Kerrville Daily Times, TX - Oct 4, 2006

Second butterfly outbreak surprised experts

By Gerard MacCrossan 

Millions of butterflies swarmed through Kerr County this week signaling a second 2007 <sic> outbreak of the American Snout.

This week’s arrival follows July’s large snout butterfly outbreak.

“They are on a tear east from San Antonio, out to Kerrville and (covering) a wide swath down to Uvalde County,” Quinn said. “Some people are reporting it is greater than the previous numbers.”


The Bandera Bulletin, TX - Oct 10, 2006 

Butterflies swarm the county

By Jessica Hawley-Jerome - Managing Editor

A second round of the American Snout Butterfly has swarmed the Hill Country, leaving plenty of questions and residue behind. Many experts have speculated why the migratory mini-monarchs are freely flying through the area once again, but most agree that the wave may indicate a pattern of regular visitation.

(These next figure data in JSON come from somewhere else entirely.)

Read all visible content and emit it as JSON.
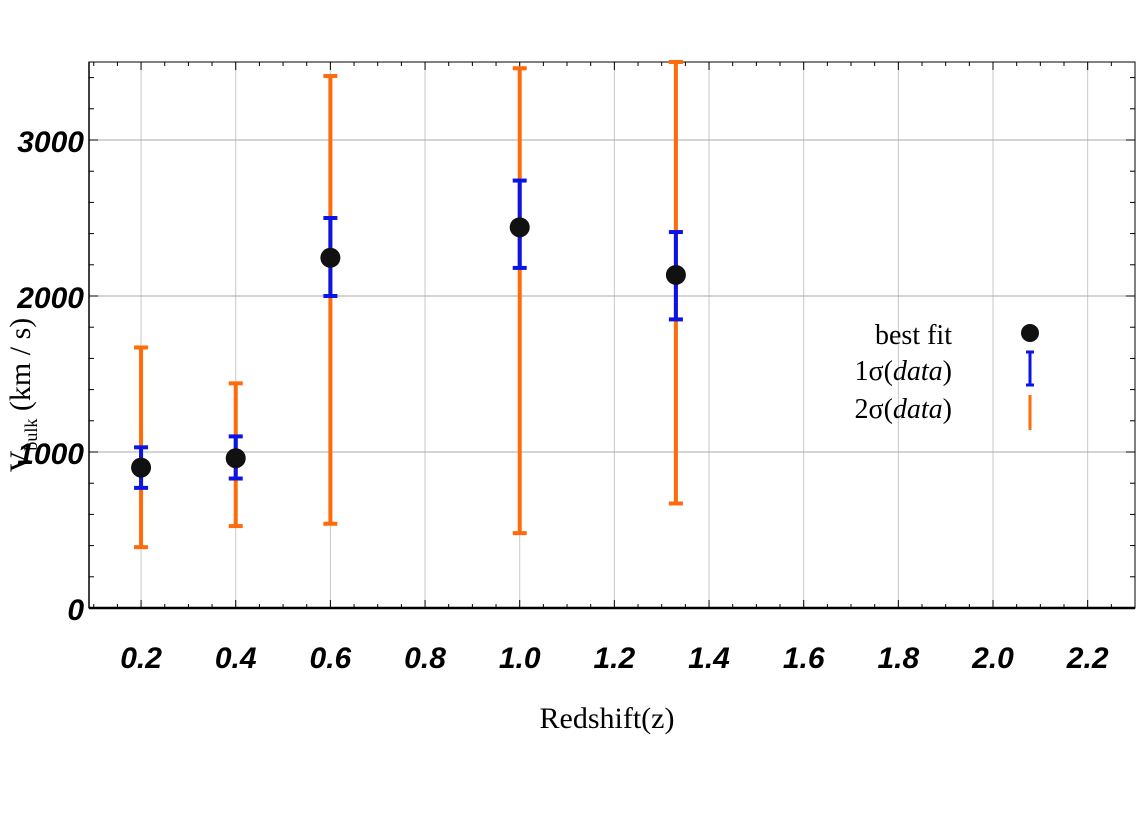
{
  "chart_data": {
    "type": "scatter",
    "xlabel": "Redshift(z)",
    "ylabel_main": "V",
    "ylabel_sub": "bulk",
    "ylabel_unit": " (km / s)",
    "xlim": [
      0.09,
      2.3
    ],
    "ylim": [
      0,
      3500
    ],
    "x_ticks": [
      0.2,
      0.4,
      0.6,
      0.8,
      1.0,
      1.2,
      1.4,
      1.6,
      1.8,
      2.0,
      2.2
    ],
    "x_tick_labels": [
      "0.2",
      "0.4",
      "0.6",
      "0.8",
      "1.0",
      "1.2",
      "1.4",
      "1.6",
      "1.8",
      "2.0",
      "2.2"
    ],
    "y_ticks": [
      0,
      1000,
      2000,
      3000
    ],
    "y_tick_labels": [
      "0",
      "1000",
      "2000",
      "3000"
    ],
    "grid": true,
    "series": [
      {
        "name": "best fit",
        "x": [
          0.2,
          0.4,
          0.6,
          1.0,
          1.33
        ],
        "y": [
          900,
          960,
          2245,
          2440,
          2135
        ]
      }
    ],
    "error_1sigma": {
      "name": "1σ(data)",
      "low": [
        770,
        830,
        2000,
        2180,
        1850
      ],
      "high": [
        1030,
        1100,
        2500,
        2740,
        2410
      ]
    },
    "error_2sigma": {
      "name": "2σ(data)",
      "low": [
        390,
        525,
        540,
        480,
        670
      ],
      "high": [
        1670,
        1440,
        3410,
        3460,
        3600
      ]
    },
    "legend": {
      "placement": "right-middle",
      "items": [
        {
          "label": "best fit",
          "marker": "dot"
        },
        {
          "label_prefix": "1σ(",
          "label_italic": "data",
          "label_suffix": ")",
          "marker": "blue-bar"
        },
        {
          "label_prefix": "2σ(",
          "label_italic": "data",
          "label_suffix": ")",
          "marker": "orange-bar"
        }
      ]
    },
    "colors": {
      "point": "#111111",
      "sigma1": "#0a14e6",
      "sigma2": "#ff6a0a",
      "grid": "#c8c8c8",
      "axis": "#000000"
    }
  }
}
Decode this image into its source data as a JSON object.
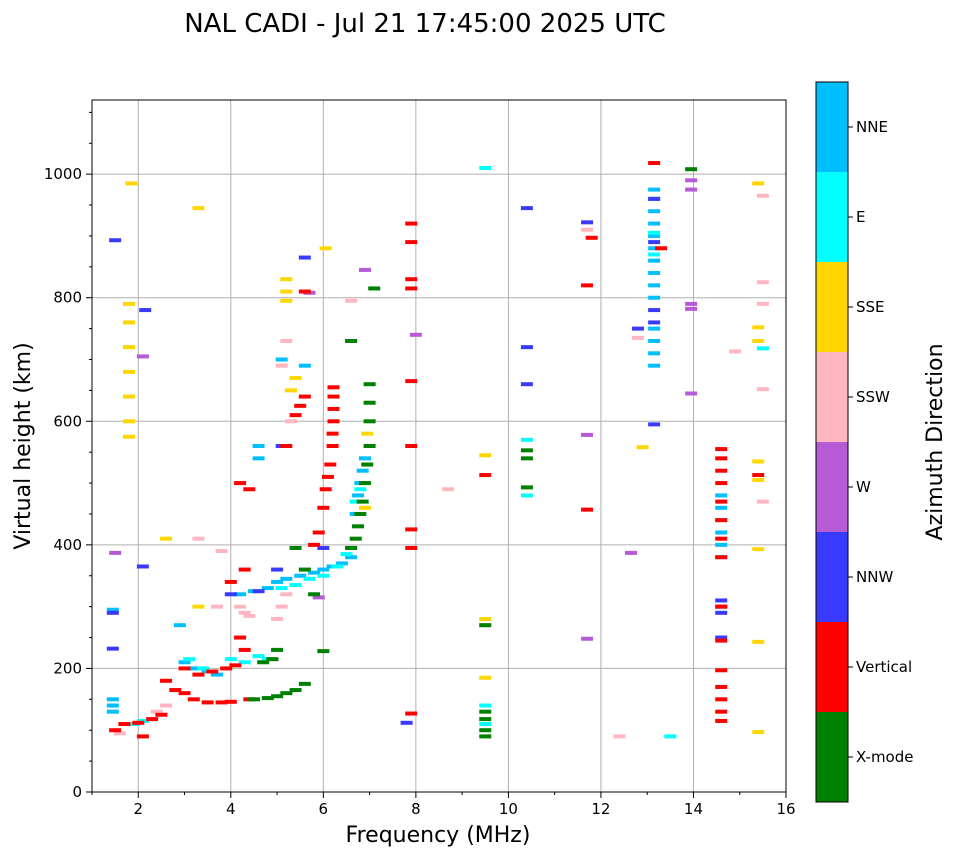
{
  "chart_data": {
    "type": "scatter",
    "title": "NAL CADI - Jul 21 17:45:00 2025 UTC",
    "xlabel": "Frequency (MHz)",
    "ylabel": "Virtual height (km)",
    "xlim": [
      1,
      16
    ],
    "ylim": [
      0,
      1120
    ],
    "xticks": [
      2,
      4,
      6,
      8,
      10,
      12,
      14,
      16
    ],
    "yticks": [
      0,
      200,
      400,
      600,
      800,
      1000
    ],
    "grid": true,
    "colorbar": {
      "label": "Azimuth Direction",
      "position": "right",
      "categories": [
        {
          "name": "X-mode",
          "color": "#008000"
        },
        {
          "name": "Vertical",
          "color": "#ff0000"
        },
        {
          "name": "NNW",
          "color": "#3a3aff"
        },
        {
          "name": "W",
          "color": "#b65ad6"
        },
        {
          "name": "SSW",
          "color": "#ffb6c1"
        },
        {
          "name": "SSE",
          "color": "#ffd700"
        },
        {
          "name": "E",
          "color": "#00ffff"
        },
        {
          "name": "NNE",
          "color": "#00bfff"
        }
      ]
    },
    "series": [
      {
        "name": "NNE",
        "points": [
          [
            1.45,
            150
          ],
          [
            1.45,
            140
          ],
          [
            1.45,
            130
          ],
          [
            1.45,
            295
          ],
          [
            2.9,
            270
          ],
          [
            3.0,
            210
          ],
          [
            3.2,
            200
          ],
          [
            3.5,
            195
          ],
          [
            3.7,
            190
          ],
          [
            4.2,
            320
          ],
          [
            4.5,
            325
          ],
          [
            4.8,
            330
          ],
          [
            5.0,
            340
          ],
          [
            5.2,
            345
          ],
          [
            5.5,
            350
          ],
          [
            5.8,
            355
          ],
          [
            6.0,
            360
          ],
          [
            6.2,
            365
          ],
          [
            6.4,
            370
          ],
          [
            6.6,
            380
          ],
          [
            6.7,
            450
          ],
          [
            6.75,
            480
          ],
          [
            6.8,
            500
          ],
          [
            6.85,
            520
          ],
          [
            6.9,
            540
          ],
          [
            4.6,
            560
          ],
          [
            4.6,
            540
          ],
          [
            5.1,
            700
          ],
          [
            5.6,
            690
          ],
          [
            13.15,
            975
          ],
          [
            13.15,
            960
          ],
          [
            13.15,
            940
          ],
          [
            13.15,
            920
          ],
          [
            13.15,
            900
          ],
          [
            13.15,
            880
          ],
          [
            13.15,
            860
          ],
          [
            13.15,
            840
          ],
          [
            13.15,
            820
          ],
          [
            13.15,
            800
          ],
          [
            13.15,
            750
          ],
          [
            13.15,
            730
          ],
          [
            13.15,
            710
          ],
          [
            13.15,
            690
          ],
          [
            14.6,
            480
          ],
          [
            14.6,
            460
          ],
          [
            14.6,
            440
          ],
          [
            14.6,
            420
          ],
          [
            14.6,
            400
          ],
          [
            14.6,
            380
          ]
        ]
      },
      {
        "name": "E",
        "points": [
          [
            1.9,
            110
          ],
          [
            2.1,
            115
          ],
          [
            3.1,
            215
          ],
          [
            3.4,
            200
          ],
          [
            3.6,
            195
          ],
          [
            4.0,
            215
          ],
          [
            4.3,
            210
          ],
          [
            4.6,
            220
          ],
          [
            4.8,
            215
          ],
          [
            5.1,
            330
          ],
          [
            5.4,
            335
          ],
          [
            5.7,
            345
          ],
          [
            6.0,
            350
          ],
          [
            6.3,
            365
          ],
          [
            6.5,
            385
          ],
          [
            6.6,
            395
          ],
          [
            6.7,
            470
          ],
          [
            6.8,
            490
          ],
          [
            9.5,
            1010
          ],
          [
            10.4,
            480
          ],
          [
            10.4,
            570
          ],
          [
            9.5,
            140
          ],
          [
            9.5,
            110
          ],
          [
            13.5,
            90
          ],
          [
            15.5,
            718
          ],
          [
            13.15,
            905
          ],
          [
            13.15,
            870
          ]
        ]
      },
      {
        "name": "SSE",
        "points": [
          [
            1.8,
            790
          ],
          [
            1.8,
            760
          ],
          [
            1.8,
            720
          ],
          [
            1.8,
            680
          ],
          [
            1.8,
            640
          ],
          [
            1.8,
            600
          ],
          [
            1.8,
            575
          ],
          [
            1.85,
            985
          ],
          [
            3.3,
            945
          ],
          [
            5.2,
            830
          ],
          [
            5.2,
            810
          ],
          [
            5.2,
            795
          ],
          [
            6.05,
            880
          ],
          [
            6.95,
            580
          ],
          [
            6.9,
            460
          ],
          [
            3.3,
            300
          ],
          [
            2.6,
            410
          ],
          [
            9.5,
            545
          ],
          [
            9.5,
            280
          ],
          [
            9.5,
            185
          ],
          [
            12.9,
            558
          ],
          [
            15.4,
            985
          ],
          [
            15.4,
            752
          ],
          [
            15.4,
            730
          ],
          [
            15.4,
            535
          ],
          [
            15.4,
            505
          ],
          [
            15.4,
            393
          ],
          [
            15.4,
            243
          ],
          [
            15.4,
            97
          ],
          [
            5.3,
            650
          ],
          [
            5.4,
            670
          ]
        ]
      },
      {
        "name": "SSW",
        "points": [
          [
            1.6,
            95
          ],
          [
            2.4,
            130
          ],
          [
            2.6,
            140
          ],
          [
            5.0,
            280
          ],
          [
            5.1,
            300
          ],
          [
            5.2,
            320
          ],
          [
            4.2,
            300
          ],
          [
            4.3,
            290
          ],
          [
            4.4,
            285
          ],
          [
            5.3,
            600
          ],
          [
            5.1,
            690
          ],
          [
            6.6,
            795
          ],
          [
            5.2,
            730
          ],
          [
            8.7,
            490
          ],
          [
            9.5,
            270
          ],
          [
            12.4,
            90
          ],
          [
            11.7,
            910
          ],
          [
            12.8,
            735
          ],
          [
            14.9,
            713
          ],
          [
            15.5,
            965
          ],
          [
            15.5,
            825
          ],
          [
            15.5,
            790
          ],
          [
            15.5,
            652
          ],
          [
            15.5,
            470
          ],
          [
            3.3,
            410
          ],
          [
            3.7,
            300
          ],
          [
            3.8,
            390
          ]
        ]
      },
      {
        "name": "W",
        "points": [
          [
            1.5,
            387
          ],
          [
            2.1,
            705
          ],
          [
            5.7,
            808
          ],
          [
            6.9,
            845
          ],
          [
            8.0,
            740
          ],
          [
            11.7,
            578
          ],
          [
            11.7,
            248
          ],
          [
            12.65,
            387
          ],
          [
            13.95,
            990
          ],
          [
            13.95,
            975
          ],
          [
            13.95,
            790
          ],
          [
            13.95,
            782
          ],
          [
            13.95,
            645
          ],
          [
            5.9,
            315
          ]
        ]
      },
      {
        "name": "NNW",
        "points": [
          [
            1.45,
            290
          ],
          [
            1.45,
            232
          ],
          [
            1.5,
            893
          ],
          [
            2.15,
            780
          ],
          [
            2.1,
            365
          ],
          [
            4.0,
            320
          ],
          [
            4.6,
            325
          ],
          [
            5.0,
            360
          ],
          [
            5.1,
            560
          ],
          [
            5.6,
            865
          ],
          [
            6.0,
            395
          ],
          [
            7.8,
            112
          ],
          [
            10.4,
            945
          ],
          [
            10.4,
            720
          ],
          [
            10.4,
            660
          ],
          [
            11.7,
            922
          ],
          [
            12.8,
            750
          ],
          [
            13.15,
            595
          ],
          [
            13.15,
            780
          ],
          [
            13.15,
            760
          ],
          [
            14.6,
            310
          ],
          [
            14.6,
            300
          ],
          [
            14.6,
            290
          ],
          [
            14.6,
            250
          ],
          [
            13.15,
            960
          ],
          [
            13.15,
            890
          ]
        ]
      },
      {
        "name": "Vertical",
        "points": [
          [
            1.5,
            100
          ],
          [
            1.7,
            110
          ],
          [
            2.0,
            112
          ],
          [
            2.3,
            118
          ],
          [
            2.5,
            125
          ],
          [
            2.6,
            180
          ],
          [
            2.8,
            165
          ],
          [
            3.0,
            160
          ],
          [
            3.2,
            150
          ],
          [
            3.5,
            145
          ],
          [
            3.8,
            145
          ],
          [
            4.0,
            146
          ],
          [
            4.4,
            150
          ],
          [
            3.0,
            200
          ],
          [
            3.3,
            190
          ],
          [
            3.6,
            195
          ],
          [
            3.9,
            200
          ],
          [
            4.1,
            205
          ],
          [
            4.2,
            250
          ],
          [
            4.3,
            230
          ],
          [
            4.3,
            360
          ],
          [
            4.0,
            340
          ],
          [
            4.2,
            500
          ],
          [
            4.4,
            490
          ],
          [
            5.2,
            560
          ],
          [
            5.4,
            610
          ],
          [
            5.5,
            625
          ],
          [
            5.6,
            640
          ],
          [
            5.8,
            400
          ],
          [
            5.9,
            420
          ],
          [
            6.0,
            460
          ],
          [
            6.05,
            490
          ],
          [
            6.1,
            510
          ],
          [
            6.15,
            530
          ],
          [
            6.2,
            560
          ],
          [
            6.2,
            580
          ],
          [
            6.22,
            600
          ],
          [
            6.22,
            620
          ],
          [
            6.22,
            640
          ],
          [
            6.22,
            655
          ],
          [
            5.6,
            810
          ],
          [
            7.9,
            920
          ],
          [
            7.9,
            890
          ],
          [
            7.9,
            830
          ],
          [
            7.9,
            815
          ],
          [
            7.9,
            665
          ],
          [
            7.9,
            560
          ],
          [
            7.9,
            425
          ],
          [
            7.9,
            395
          ],
          [
            7.9,
            127
          ],
          [
            9.5,
            513
          ],
          [
            11.7,
            457
          ],
          [
            11.7,
            820
          ],
          [
            11.8,
            897
          ],
          [
            13.3,
            880
          ],
          [
            13.15,
            1018
          ],
          [
            14.6,
            555
          ],
          [
            14.6,
            540
          ],
          [
            14.6,
            520
          ],
          [
            14.6,
            500
          ],
          [
            14.6,
            470
          ],
          [
            14.6,
            440
          ],
          [
            14.6,
            410
          ],
          [
            14.6,
            380
          ],
          [
            14.6,
            300
          ],
          [
            14.6,
            245
          ],
          [
            14.6,
            197
          ],
          [
            14.6,
            170
          ],
          [
            14.6,
            150
          ],
          [
            14.6,
            130
          ],
          [
            14.6,
            115
          ],
          [
            15.4,
            513
          ],
          [
            2.1,
            90
          ]
        ]
      },
      {
        "name": "X-mode",
        "points": [
          [
            4.5,
            150
          ],
          [
            4.8,
            152
          ],
          [
            5.0,
            155
          ],
          [
            5.2,
            160
          ],
          [
            5.4,
            165
          ],
          [
            5.6,
            175
          ],
          [
            4.7,
            210
          ],
          [
            4.9,
            215
          ],
          [
            5.0,
            230
          ],
          [
            5.4,
            395
          ],
          [
            5.6,
            360
          ],
          [
            6.0,
            228
          ],
          [
            6.6,
            395
          ],
          [
            6.7,
            410
          ],
          [
            6.75,
            430
          ],
          [
            6.8,
            450
          ],
          [
            6.85,
            470
          ],
          [
            6.9,
            500
          ],
          [
            6.95,
            530
          ],
          [
            7.0,
            560
          ],
          [
            7.0,
            600
          ],
          [
            7.0,
            630
          ],
          [
            7.0,
            660
          ],
          [
            7.1,
            815
          ],
          [
            10.4,
            553
          ],
          [
            10.4,
            540
          ],
          [
            10.4,
            493
          ],
          [
            9.5,
            270
          ],
          [
            9.5,
            130
          ],
          [
            9.5,
            118
          ],
          [
            9.5,
            100
          ],
          [
            9.5,
            90
          ],
          [
            13.95,
            1008
          ],
          [
            6.6,
            730
          ],
          [
            5.8,
            320
          ]
        ]
      }
    ]
  }
}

The American Snout first arrived in Bandera in late July. Texas Cooperative Extension Agent Warren Thigpen said that the butterflies were attracted to the county's indigenous hackberry trees, and otherwise posed no threat to the environment.

He was unable to pinpoint where the snouts were headed, but they seemed to be traveling north. They disappeared for about a month before coming back in droves.